Kouvonen et al, 2012

With four of the same personnel as the Väänänen research team, this study used data drawn from the English Longitudinal Study of Ageing. Since 2002, this panel survey has assayed the health and social habits of a representative sample of Englishmen and women aged 50 and over. In 2004–5 and 2008–9 (waves 2 and 4), a nurse visited respondents and took various measurements including waist circumference. The research team sought to determine whether this dependent variable (as an indicator of obesity) was affected by respondents’ social behaviours. The sample was comprised of 4,280 participants (2,373 women and 1,907 men) with complete data in waves 2 and 4. Logistic regression was used to determine whether social participation at baseline predicted waist circumference at follow-up (in two groups, according to whether they met or exceeded recommended baseline waist measurements). Gender-stratified models adjusted for age, ethnicity, marital status, total wealth, longstanding limiting illness, depressive symptoms, smoking status and physical activity. Interestingly, the discussion highlighted the ethnic homogeneity of the sample.

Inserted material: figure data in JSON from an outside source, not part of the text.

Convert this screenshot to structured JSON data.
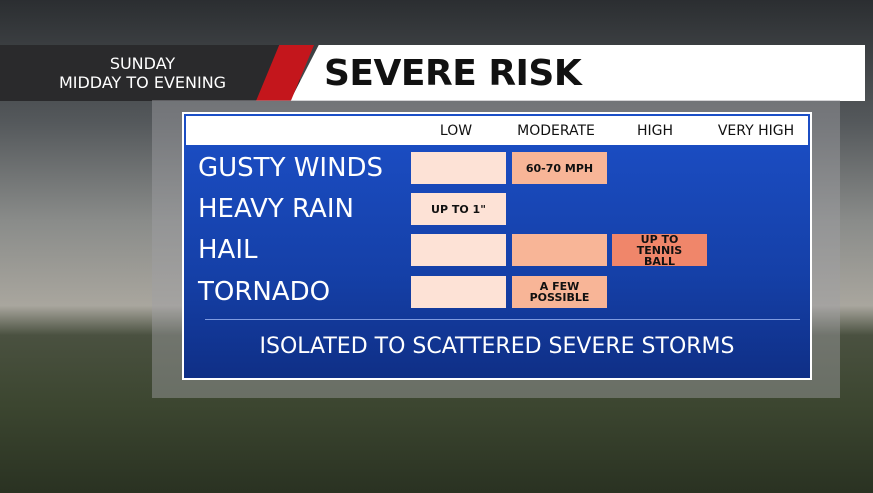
{
  "header": {
    "day": "SUNDAY",
    "time": "MIDDAY TO EVENING",
    "title": "SEVERE RISK"
  },
  "table": {
    "columns": [
      "LOW",
      "MODERATE",
      "HIGH",
      "VERY HIGH"
    ],
    "level_colors": [
      "#fde2d6",
      "#f8b597",
      "#f0866a"
    ],
    "rows": [
      {
        "label": "GUSTY WINDS",
        "levels": 2,
        "text": "60-70 MPH"
      },
      {
        "label": "HEAVY RAIN",
        "levels": 1,
        "text": "UP TO 1\""
      },
      {
        "label": "HAIL",
        "levels": 3,
        "text": "UP TO TENNIS BALL"
      },
      {
        "label": "TORNADO",
        "levels": 2,
        "text": "A FEW POSSIBLE"
      }
    ]
  },
  "footer": "ISOLATED TO SCATTERED SEVERE STORMS"
}
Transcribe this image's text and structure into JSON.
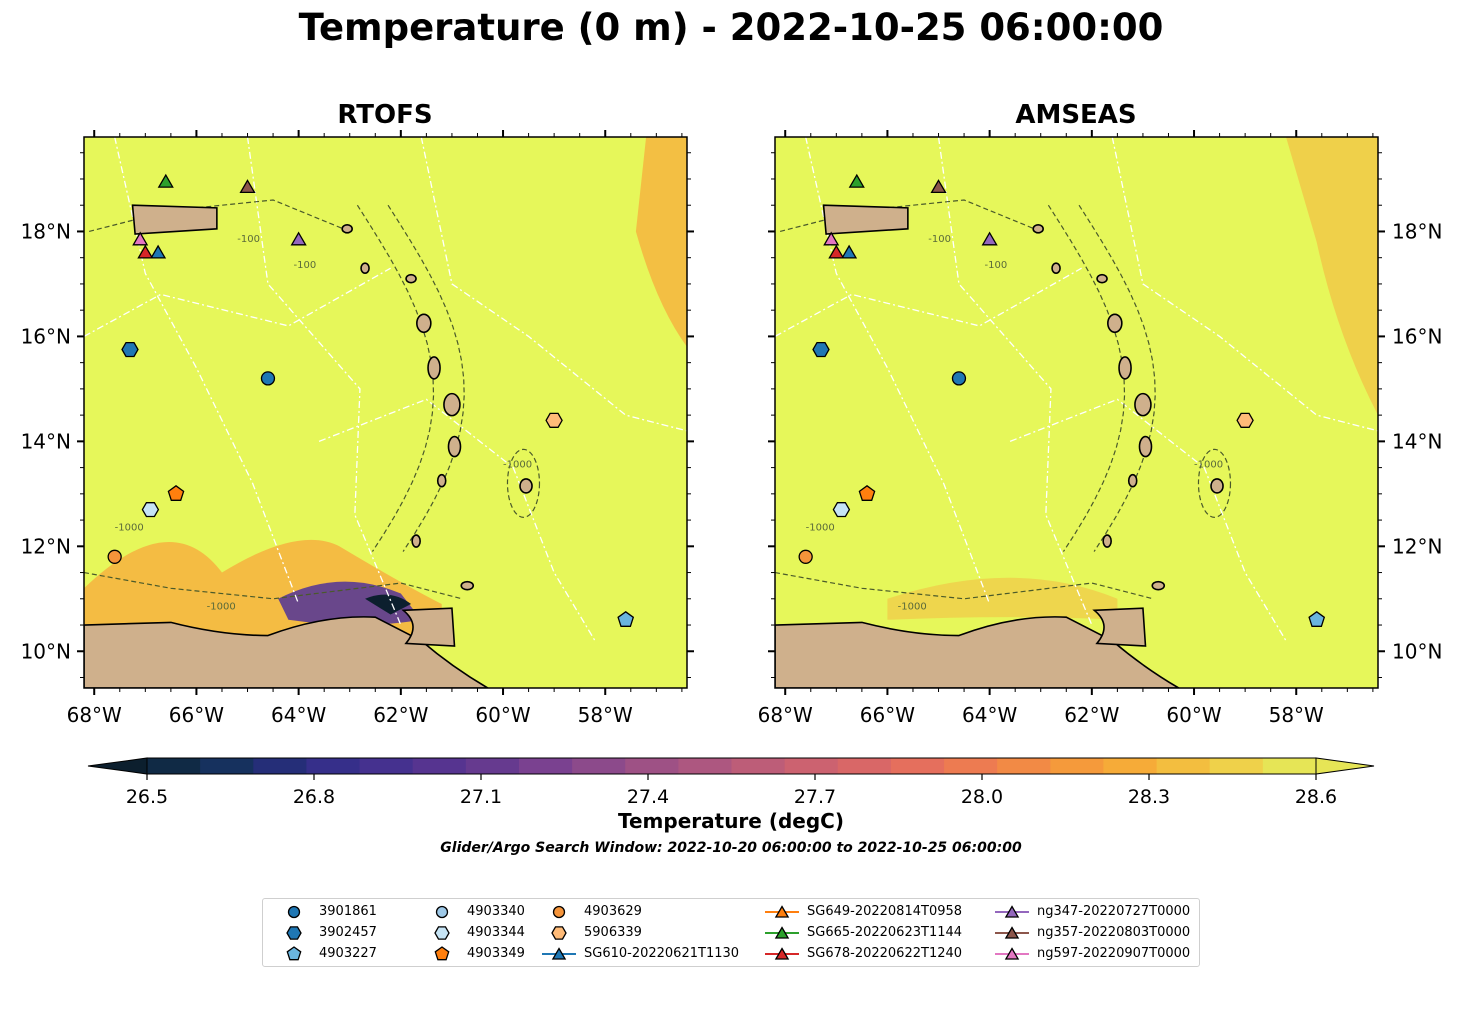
{
  "title": "Temperature (0 m) - 2022-10-25 06:00:00",
  "panels": [
    {
      "title": "RTOFS"
    },
    {
      "title": "AMSEAS"
    }
  ],
  "map": {
    "lon_range": [
      -68.2,
      -56.4
    ],
    "lat_range": [
      9.3,
      19.8
    ],
    "lon_ticks": [
      "68°W",
      "66°W",
      "64°W",
      "62°W",
      "60°W",
      "58°W"
    ],
    "lat_ticks": [
      "18°N",
      "16°N",
      "14°N",
      "12°N",
      "10°N"
    ],
    "isobath_labels": [
      "-100",
      "-1000"
    ],
    "colors": {
      "ocean": "#e6f75a",
      "land": "#cfb08c",
      "warm_patch": "#f5b540",
      "cool_patch": "#5a3a93",
      "isobath": "#4a5a2a",
      "eez_lines": "#ffffff"
    }
  },
  "colorbar": {
    "ticks": [
      "26.5",
      "26.8",
      "27.1",
      "27.4",
      "27.7",
      "28.0",
      "28.3",
      "28.6"
    ],
    "label": "Temperature (degC)",
    "colors": [
      "#0c1f2e",
      "#102a45",
      "#16315e",
      "#252e78",
      "#362f8a",
      "#45318f",
      "#563490",
      "#663a8f",
      "#7a4190",
      "#8c4a8b",
      "#9e5185",
      "#ad5780",
      "#bd5d78",
      "#cc6270",
      "#d96767",
      "#e56f5d",
      "#ed7b51",
      "#f28a45",
      "#f59a3b",
      "#f6ab38",
      "#f3be3f",
      "#efd14a",
      "#e6e556"
    ]
  },
  "search_window": "Glider/Argo Search Window: 2022-10-20 06:00:00 to 2022-10-25 06:00:00",
  "legend": [
    {
      "label": "3901861",
      "marker": "circle",
      "color": "#1f77b4"
    },
    {
      "label": "3902457",
      "marker": "hexagon",
      "color": "#1f77b4"
    },
    {
      "label": "4903227",
      "marker": "pentagon",
      "color": "#6ab5df"
    },
    {
      "label": "4903340",
      "marker": "circle",
      "color": "#9ec9e8"
    },
    {
      "label": "4903344",
      "marker": "hexagon",
      "color": "#c6e4f5"
    },
    {
      "label": "4903349",
      "marker": "pentagon",
      "color": "#ff7f0e"
    },
    {
      "label": "4903629",
      "marker": "circle",
      "color": "#f5943a"
    },
    {
      "label": "5906339",
      "marker": "hexagon",
      "color": "#ffbb78"
    },
    {
      "label": "SG610-20220621T1130",
      "marker": "triangle",
      "color": "#1f77b4"
    },
    {
      "label": "SG649-20220814T0958",
      "marker": "triangle",
      "color": "#ff7f0e"
    },
    {
      "label": "SG665-20220623T1144",
      "marker": "triangle",
      "color": "#2ca02c"
    },
    {
      "label": "SG678-20220622T1240",
      "marker": "triangle",
      "color": "#d62728"
    },
    {
      "label": "ng347-20220727T0000",
      "marker": "triangle",
      "color": "#9467bd"
    },
    {
      "label": "ng357-20220803T0000",
      "marker": "triangle",
      "color": "#8c564b"
    },
    {
      "label": "ng597-20220907T0000",
      "marker": "triangle",
      "color": "#e377c2"
    }
  ],
  "observations": [
    {
      "id": "3901861",
      "lon": -64.6,
      "lat": 15.2
    },
    {
      "id": "3902457",
      "lon": -67.3,
      "lat": 15.75
    },
    {
      "id": "4903227",
      "lon": -57.6,
      "lat": 10.6
    },
    {
      "id": "4903344",
      "lon": -66.9,
      "lat": 12.7
    },
    {
      "id": "4903349",
      "lon": -66.4,
      "lat": 13.0
    },
    {
      "id": "4903629",
      "lon": -67.6,
      "lat": 11.8
    },
    {
      "id": "5906339",
      "lon": -59.0,
      "lat": 14.4
    },
    {
      "id": "SG610-20220621T1130",
      "lon": -66.75,
      "lat": 17.6
    },
    {
      "id": "SG665-20220623T1144",
      "lon": -66.6,
      "lat": 18.95
    },
    {
      "id": "SG678-20220622T1240",
      "lon": -67.0,
      "lat": 17.6
    },
    {
      "id": "ng347-20220727T0000",
      "lon": -64.0,
      "lat": 17.85
    },
    {
      "id": "ng357-20220803T0000",
      "lon": -65.0,
      "lat": 18.85
    },
    {
      "id": "ng597-20220907T0000",
      "lon": -67.1,
      "lat": 17.85
    }
  ]
}
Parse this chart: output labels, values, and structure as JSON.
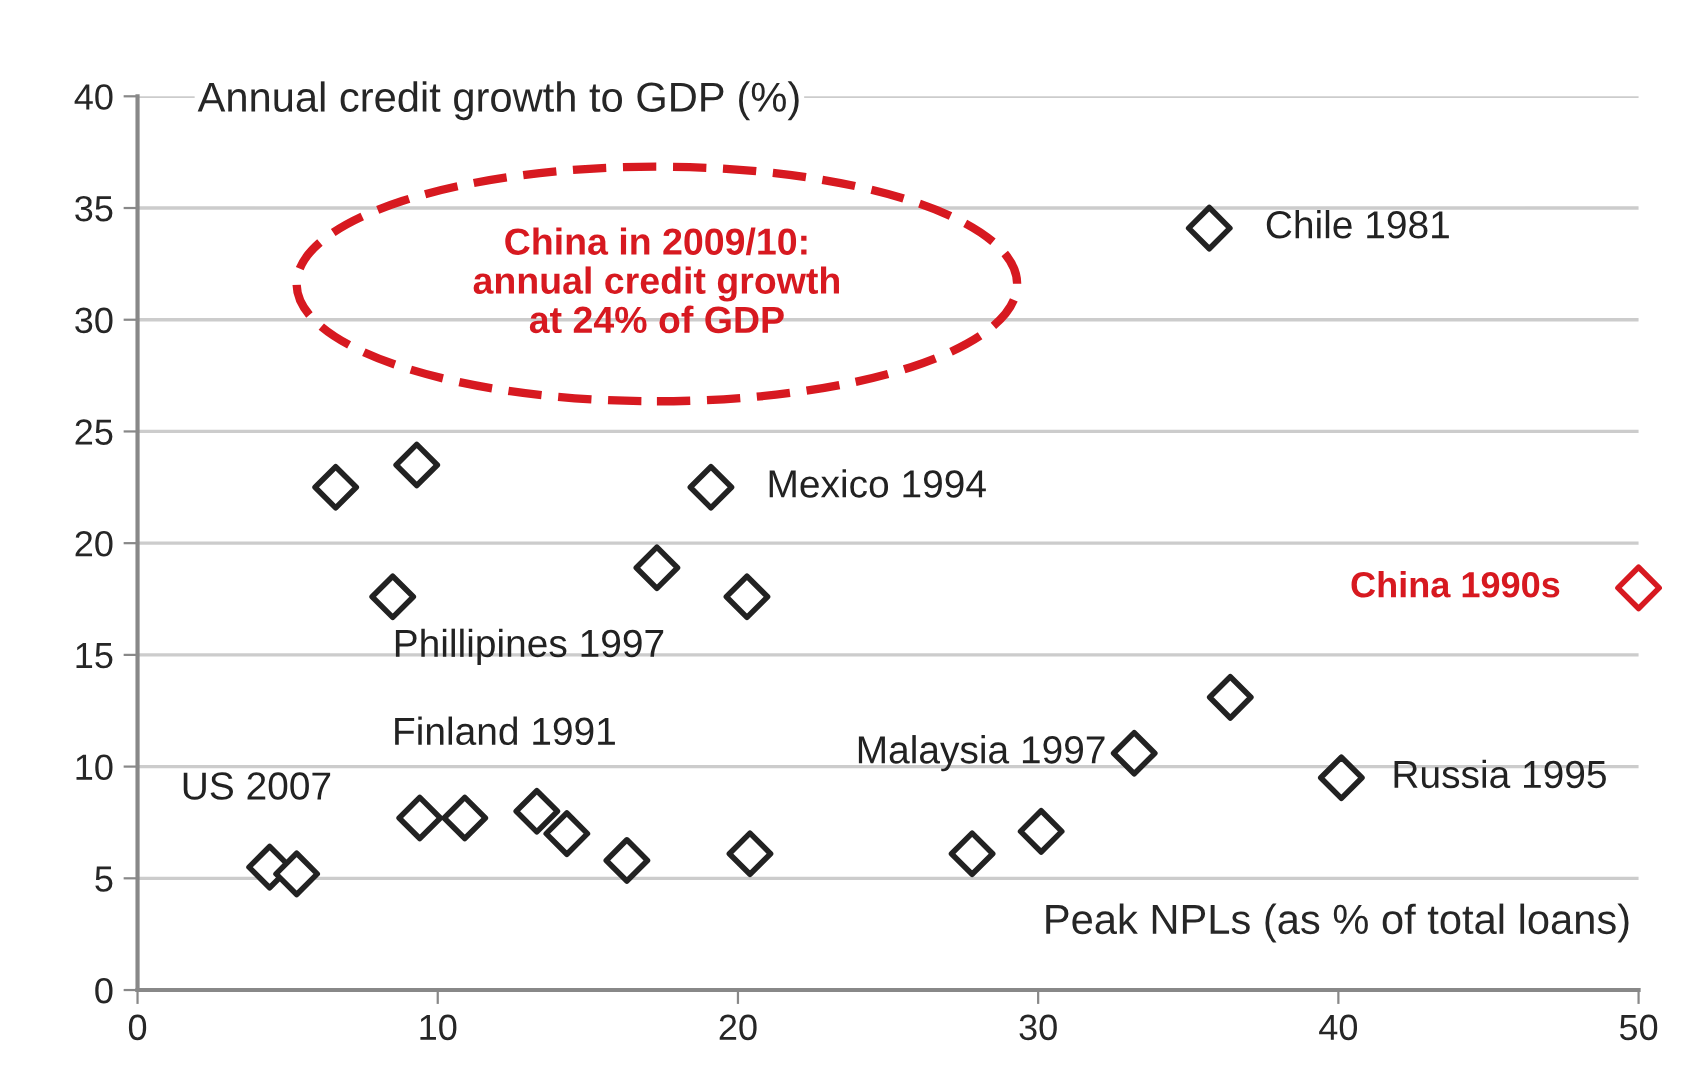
{
  "chart_data": {
    "type": "scatter",
    "xlabel": "Peak NPLs (as % of total loans)",
    "ylabel": "Annual credit growth to GDP (%)",
    "xlim": [
      0,
      50
    ],
    "xticks": [
      0,
      10,
      20,
      30,
      40,
      50
    ],
    "ylim": [
      0,
      40
    ],
    "yticks": [
      0,
      5,
      10,
      15,
      20,
      25,
      30,
      35,
      40
    ],
    "grid": "y",
    "marker": "diamond",
    "legend": false,
    "series": [
      {
        "color": "#222222",
        "x": [
          6.6,
          9.3,
          8.5,
          17.3,
          19.1,
          20.3,
          35.7,
          36.4,
          33.2,
          40.1,
          30.1,
          27.8,
          20.4,
          16.3,
          14.3,
          13.3,
          10.9,
          9.4,
          4.4,
          5.3
        ],
        "values": [
          22.5,
          23.5,
          17.6,
          18.9,
          22.5,
          17.6,
          34.1,
          13.1,
          10.6,
          9.5,
          7.1,
          6.1,
          6.1,
          5.8,
          7.0,
          8.0,
          7.7,
          7.7,
          5.5,
          5.2
        ]
      },
      {
        "name": "China 1990s",
        "color": "#d71920",
        "x": [
          50
        ],
        "values": [
          18.0
        ]
      }
    ],
    "annotations": [
      {
        "text": "Chile 1981",
        "x": 35.7,
        "y": 34.1
      },
      {
        "text": "Mexico 1994",
        "x": 19.1,
        "y": 22.5
      },
      {
        "text": "Phillipines 1997",
        "x": 8.5,
        "y": 17.6
      },
      {
        "text": "Finland 1991",
        "x": 9.4,
        "y": 7.7
      },
      {
        "text": "US 2007",
        "x": 4.4,
        "y": 5.5
      },
      {
        "text": "Malaysia 1997",
        "x": 33.2,
        "y": 10.6
      },
      {
        "text": "Russia 1995",
        "x": 40.1,
        "y": 9.5
      },
      "China in 2009/10:\nannual credit growth\nat 24% of GDP"
    ]
  }
}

No association was found between social participation and waistline measurement in women. By contrast, those men with an initial waist measurement in the recommended range who participated in education, arts or music groups or evening classes and in charitable associations were more likely to maintain their waist circumference, while social participation showed no association with meeting recommended waist measurements for those with a waistline that exceeded the recommended range at baseline. As before, the possibility was acknowledged that obesity might determine participation, that social participation may be comprised of, or encourage, physical activity or that it may be a proxy for a healthier lifestyle and better access to information and resources.

The significance of this study to the present analysis is that it unites the main Finnish and Swedish work in an English context. Referencing Bygren et al and Lennartson and Silverstein, this work acknowledges the possible impact of arts and cultural attendance upon the HPA axis in particular and upon health, longevity and psychological wellbeing in general. However, despite the claim that ‘the study differentiates between different forms of participation’ (p. 262), no analysis was made of the specificities of arts engagement.

Anne Kouvonen, Judy Anne Swift, Mia Stafford, Tom Cox, Jussi Vahtera, Ari Väänänen, Tarja Heponiemi, Roberto De Vogli, Amanda Griffiths and Mika Kivimäki, ‘Social Participation and Maintaining Recommended Waist Circumference: Prospective Evidence From the English Longitudinal Study of Aging’, Journal of Aging and Health, 24, no. 2, 2012, pp. 250–68.